Komitmen Bersama Seluruh Pemangku Kepentingan

Jamil menambahkan bahwa Karantina Pertanian sebagai institusi layanan publik memiliki tugas dan fungsi untuk mencegah ancaman masuk, keluar dan tersebarnya hama dan penyakit hewan karantina (HPHK), organisme pengganggu tumbuhan karantina (OPTK), keamanan dan mutu pangan, pakan, dan lain sebagainya seperti tertuang dalam Pasal 1 UU Nomor 21 tahun 2019.

"Kami apresiasi kepada pejabat Karantina Pertanian di lapangan yang tetap menjaga integritas. Demi melindungi negeri ini dari ancaman HPHK dan OPTK," tuturnya. 

Hal ini juga menurut Jamil merupakan peran pemangku kepentingan, terutama pihak importir sebagai pemilik komoditas.
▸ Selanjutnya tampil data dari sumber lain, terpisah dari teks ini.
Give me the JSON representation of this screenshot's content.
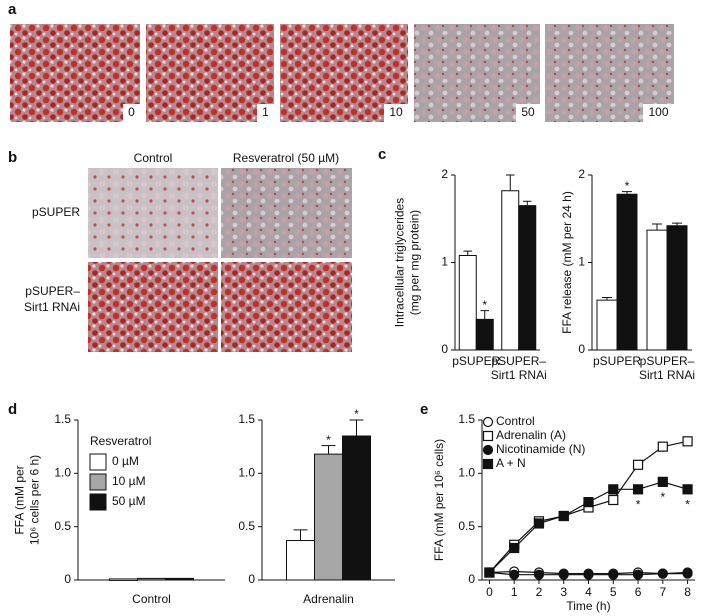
{
  "panel_labels": [
    "a",
    "b",
    "c",
    "d",
    "e"
  ],
  "panel_a": {
    "image_labels": [
      "0",
      "1",
      "10",
      "50",
      "100"
    ]
  },
  "panel_b": {
    "columns": [
      "Control",
      "Resveratrol (50 µM)"
    ],
    "rows": [
      [
        "pSUPER"
      ],
      [
        "pSUPER–",
        "Sirt1 RNAi"
      ]
    ]
  },
  "chart_data": [
    {
      "type": "bar",
      "ylabel": [
        "Intracellular triglycerides",
        "(mg per mg protein)"
      ],
      "categories": [
        [
          "pSUPER"
        ],
        [
          "pSUPER–",
          "Sirt1 RNAi"
        ]
      ],
      "series": [
        {
          "color": "#ffffff",
          "values": [
            1.08,
            1.82
          ],
          "errors": [
            0.05,
            0.18
          ],
          "annotations": [
            null,
            null
          ]
        },
        {
          "color": "#111111",
          "values": [
            0.35,
            1.65
          ],
          "errors": [
            0.1,
            0.05
          ],
          "annotations": [
            "*",
            null
          ]
        }
      ],
      "ylim": [
        0,
        2
      ],
      "yticks": [
        0,
        1,
        2
      ]
    },
    {
      "type": "bar",
      "ylabel": [
        "FFA release (mM per 24 h)"
      ],
      "categories": [
        [
          "pSUPER"
        ],
        [
          "pSUPER–",
          "Sirt1 RNAi"
        ]
      ],
      "series": [
        {
          "color": "#ffffff",
          "values": [
            0.57,
            1.37
          ],
          "errors": [
            0.03,
            0.07
          ],
          "annotations": [
            null,
            null
          ]
        },
        {
          "color": "#111111",
          "values": [
            1.78,
            1.42
          ],
          "errors": [
            0.03,
            0.03
          ],
          "annotations": [
            "*",
            null
          ]
        }
      ],
      "ylim": [
        0,
        2
      ],
      "yticks": [
        0,
        1,
        2
      ]
    },
    {
      "type": "bar",
      "ylabel": [
        "FFA (mM per",
        "10⁶ cells per 6 h)"
      ],
      "legend_title": "Resveratrol",
      "categories": [
        "Control",
        "Adrenalin"
      ],
      "series": [
        {
          "name": "0 µM",
          "color": "#ffffff",
          "values": [
            0.01,
            0.37
          ],
          "errors": [
            0,
            0.1
          ],
          "annotations": [
            null,
            null
          ]
        },
        {
          "name": "10 µM",
          "color": "#a6a6a6",
          "values": [
            0.015,
            1.18
          ],
          "errors": [
            0,
            0.08
          ],
          "annotations": [
            null,
            "*"
          ]
        },
        {
          "name": "50 µM",
          "color": "#111111",
          "values": [
            0.015,
            1.35
          ],
          "errors": [
            0,
            0.15
          ],
          "annotations": [
            null,
            "*"
          ]
        }
      ],
      "ylim": [
        0,
        1.5
      ],
      "yticks": [
        0,
        0.5,
        {
          "value": 1.0,
          "label": "1.0"
        },
        1.5
      ]
    },
    {
      "type": "line",
      "ylabel": [
        "FFA (mM per 10⁶ cells)"
      ],
      "xlabel": "Time (h)",
      "x": [
        0,
        1,
        2,
        3,
        4,
        5,
        6,
        7,
        8
      ],
      "series": [
        {
          "name": "Control",
          "marker": "circle",
          "filled": false,
          "values": [
            0.07,
            0.08,
            0.07,
            0.06,
            0.06,
            0.06,
            0.07,
            0.06,
            0.07
          ],
          "annotations": [
            null,
            null,
            null,
            null,
            null,
            null,
            null,
            null,
            null
          ]
        },
        {
          "name": "Adrenalin (A)",
          "marker": "square",
          "filled": false,
          "values": [
            0.07,
            0.33,
            0.55,
            0.6,
            0.68,
            0.75,
            1.08,
            1.25,
            1.3
          ],
          "annotations": [
            null,
            null,
            null,
            null,
            null,
            null,
            null,
            null,
            null
          ]
        },
        {
          "name": "Nicotinamide (N)",
          "marker": "circle",
          "filled": true,
          "values": [
            0.07,
            0.05,
            0.05,
            0.05,
            0.05,
            0.05,
            0.05,
            0.06,
            0.06
          ],
          "annotations": [
            null,
            null,
            null,
            null,
            null,
            null,
            null,
            null,
            null
          ]
        },
        {
          "name": "A + N",
          "marker": "square",
          "filled": true,
          "values": [
            0.07,
            0.3,
            0.53,
            0.6,
            0.73,
            0.85,
            0.85,
            0.92,
            0.85
          ],
          "annotations": [
            null,
            null,
            null,
            null,
            null,
            null,
            "*",
            "*",
            "*"
          ]
        }
      ],
      "xlim": [
        -0.3,
        8.3
      ],
      "xticks": [
        0,
        1,
        2,
        3,
        4,
        5,
        6,
        7,
        8
      ],
      "ylim": [
        0,
        1.5
      ],
      "yticks": [
        0,
        0.5,
        {
          "value": 1.0,
          "label": "1.0"
        },
        1.5
      ]
    }
  ]
}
Bersedia dengan sukarela untuk pemusnahan ini.

"Kami pun mengapresiasi kepada Komisi IV DPR RI yang terus mendukung kinerja Karantina Pertanian. Sinergi Lindungi Negeri. Komitmen bersama seluruh pemangku kepentingan sangat penting untuk menjaga kelestarian sumber daya alam hayati kita," pungkasnya.

Wakil Ketua Komisi IV DPR RI, Dedi Mulyadi juga mendukung upaya yang dilakukan oleh Kementan melalui Barantan dalam menegakkan peraturan perkarantinaan. Ia menegaskan bahwa Barantan harus tegas dalam menegakan aturan perundang-undangan.

Menurut Dedi, kedepan agar dilakukan perbaikan yakni anggaran fokus pada produk, mari menanam jahe dan komoditas pertanian kita lainnya dengan masif.

"Saya berharap tidak ada lagi impor jahe, apalagi yang berpenyakit," tukas Dedi lagi. 

Sebagai informasi,  pemusnahan terhadap 108 ton jahe impor yang tidak memenuhi persyaratan karantina dilakukan dengan dihancurkan menggunakan alat incenerator, di Karawang. 

Secara simbolis dilakukan oleh Kepala Barantan, Wakil Ketua Komisi IV DPR RI Dedi Mulyadi  dan Anggota DPR RI Endang Touhari, pejabat Bea Cukai Tanjung Priok dan TNI/POLRi, pengusaha pemilik komoditas***ts.